Categories: Arduino, Bluetooth, TKJ Electronics, USB Tags:
  1. September 30th, 2015 at 14:01 | #1

    @MartinJ. Brockhus
    Hmm it is properly a conflict somewhere in your code. Can you share it somewhere? Then I will take a look.

  2. April 5th, 2016 at 04:03 | #2

    i need help setting up the wiiupro. not sure why but i cannot seem to get this thing working

  3. April 14th, 2016 at 23:10 | #3

    Please read the following section of the readme: https://github.com/felis/USB_Host_Shield_2.0#wii-library.

  4. Uddhav
    May 3rd, 2016 at 17:05 | #4

    Can you please help on specific pairing of controllers….like I have 2 PS4 controllers and two host shield with bluetooth dongles.
    How to connect specific PS4 to specific arduino . not to other one…is there anything related to setting address of bluetooth..

  5. May 6th, 2016 at 15:57 | #5

    Just pair one of them at a time and then when you press the PS button it will pair with the last device.

  6. joeyjojo
    May 12th, 2016 at 03:16 | #6

    Thanks for this library. I can get my bt joystick to connect and when I enable PRINTREPORT I can see the data in the serial monitor. My question is how do I plug this data back into my script? This is the output when I press up on the joystick L2CAP Interrupt: A1 03 B3 00 00 00 . How can I use this to turn on an LED. Sorry I am new to all this.

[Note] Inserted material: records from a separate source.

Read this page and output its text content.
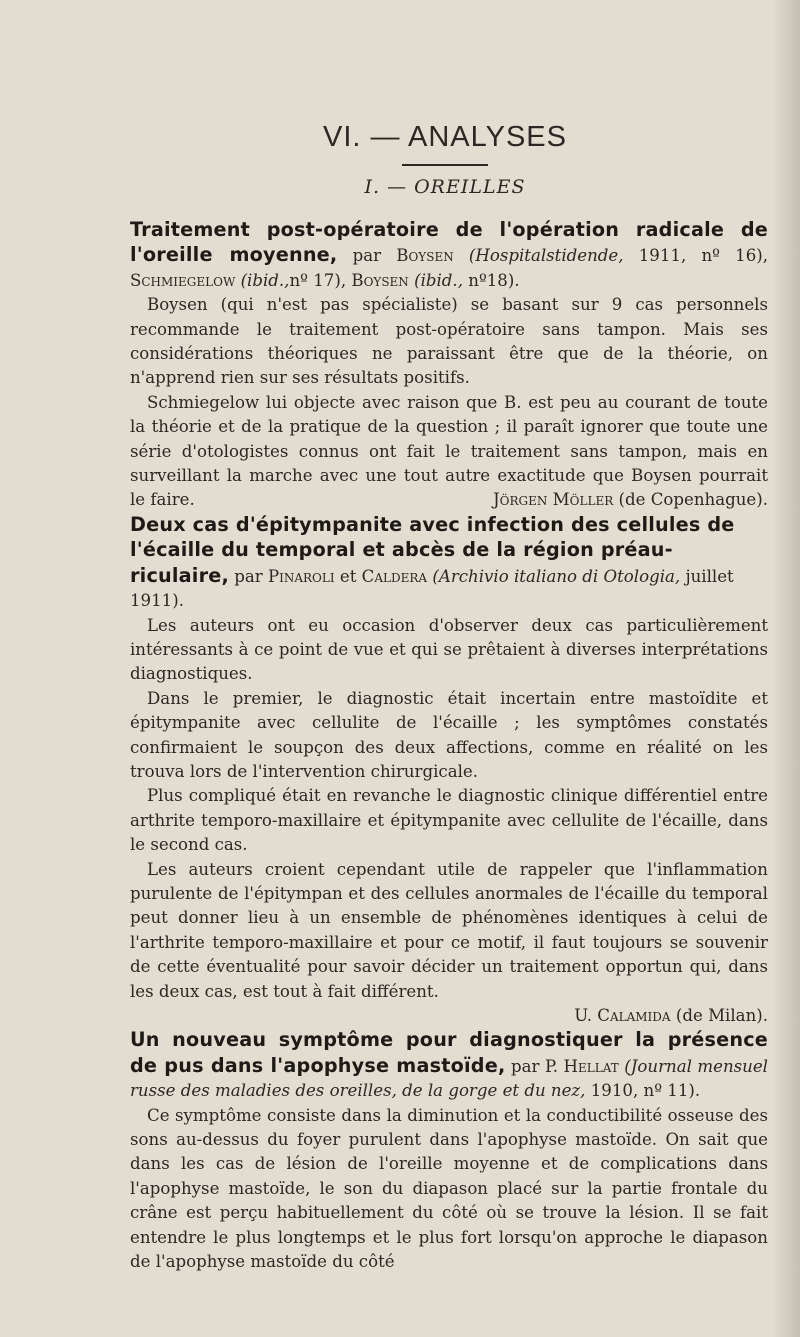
VI. — ANALYSES
I. — OREILLES

Traitement post-opératoire de l'opération radicale de l'oreille moyenne, par Boysen (Hospitalstidende, 1911, nº 16), Schmiegelow (ibid.,nº 17), Boysen (ibid., nº18).

Boysen (qui n'est pas spécialiste) se basant sur 9 cas personnels recommande le traitement post-opératoire sans tampon. Mais ses considérations théoriques ne paraissant être que de la théorie, on n'apprend rien sur ses résultats positifs.

Schmiegelow lui objecte avec raison que B. est peu au courant de toute la théorie et de la pratique de la question ; il paraît ignorer que toute une série d'otologistes connus ont fait le traitement sans tampon, mais en surveillant la marche avec une tout autre exactitude que Boysen pourrait le faire.	Jörgen Möller (de Copenhague).

Deux cas d'épitympanite avec infection des cellules de l'écaille du temporal et abcès de la région préau-
riculaire, par Pinaroli et Caldera (Archivio italiano di Otologia, juillet 1911).

Les auteurs ont eu occasion d'observer deux cas particulièrement intéressants à ce point de vue et qui se prêtaient à diverses interprétations diagnostiques.

Dans le premier, le diagnostic était incertain entre mastoïdite et épitympanite avec cellulite de l'écaille ; les symptômes constatés confirmaient le soupçon des deux affections, comme en réalité on les trouva lors de l'intervention chirurgicale.

Plus compliqué était en revanche le diagnostic clinique différentiel entre arthrite temporo-maxillaire et épitympanite avec cellulite de l'écaille, dans le second cas.

Les auteurs croient cependant utile de rappeler que l'inflammation purulente de l'épitympan et des cellules anormales de l'écaille du temporal peut donner lieu à un ensemble de phénomènes identiques à celui de l'arthrite temporo-maxillaire et pour ce motif, il faut toujours se souvenir de cette éventualité pour savoir décider un traitement opportun qui, dans les deux cas, est tout à fait différent.

U. Calamida (de Milan).

Un nouveau symptôme pour diagnostiquer la présence de pus dans l'apophyse mastoïde, par P. Hellat (Journal mensuel russe des maladies des oreilles, de la gorge et du nez, 1910, nº 11).

Ce symptôme consiste dans la diminution et la conductibilité osseuse des sons au-dessus du foyer purulent dans l'apophyse mastoïde. On sait que dans les cas de lésion de l'oreille moyenne et de complications dans l'apophyse mastoïde, le son du diapason placé sur la partie frontale du crâne est perçu habituellement du côté où se trouve la lésion. Il se fait entendre le plus longtemps et le plus fort lorsqu'on approche le diapason de l'apophyse mastoïde du côté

  7. May 14th, 2016 at 18:23 | #7

    You will need to modify the parsers to your need: https://github.com/felis/USB_Host_Shield_2.0/tree/master/examples/Bluetooth/BTHID.

    However it looks like it is sending the data using report 0x03, so you will need to add it manually here: https://github.com/felis/USB_Host_Shield_2.0/blob/master/BTHID.cpp#L188-L209.

  8. joeyjojo
    May 17th, 2016 at 14:58 | #8

    @Kristian Sloth Lauszus
    Ok. I have modified the report to 0x03 and now the serial monitor data for dpad up is. The output for any presses is about the same.

    L2CAP Interrupt: A1 03 B3 00 00 00 LeftCtrl changed
    LeftShift changed
    RightCtrl changed
    RightShift changed
    RightGUI changed

  9. joe
    May 23rd, 2016 at 03:07 | #9

    i got it working now, thanks!

  10. Andreas
    June 20th, 2016 at 18:40 | #10

    I try to conncet to Adafruit Bluetooth EZ Key device (HID keybord simmulator). Pairing works and I can see received keys.

    But at normal connect (after BTHID bthid(&Btd)) I get only errors when I swith the HID device on after “Wait For Incomming Connection Request. The error is “Connection Failed: 06” repeated many times.

    Any idea on how to solve this?

  11. Andreas
    June 22nd, 2016 at 07:11 | #11

    For a remote control project I want to use the Adafruit EZ Key BTHID Keybord Simmulator (https://learn.adafruit.com/introducing-bluefruit-ez-key-diy-bluetooth-hid-keyboard). It pairs successfully and I can see the keys. But after normal reconnect (with BTHID bthid(&Btd)
    I get only repeating errors. Either “Connection Failed: 06” or “Connection Failed: 10”.

    Any idea how to connect sucessfully?

  12. June 24th, 2016 at 09:06 | #12

    Good to hear you got it working 🙂

    Sorry, but I haven’t experienced that before.

  13. Oleg_Todosko
    April 14th, 2017 at 10:17 | #13

    Tell me please.
    There is here such joystick:
    But this joystick BLE!
    Can I connect it using USB Bluetooth dongle + USB Host Shield?
    Under Windows, this joystick is recognized as a keyboard.
    And even configured in the program “InputMapper”. A stick is just 4 buttons.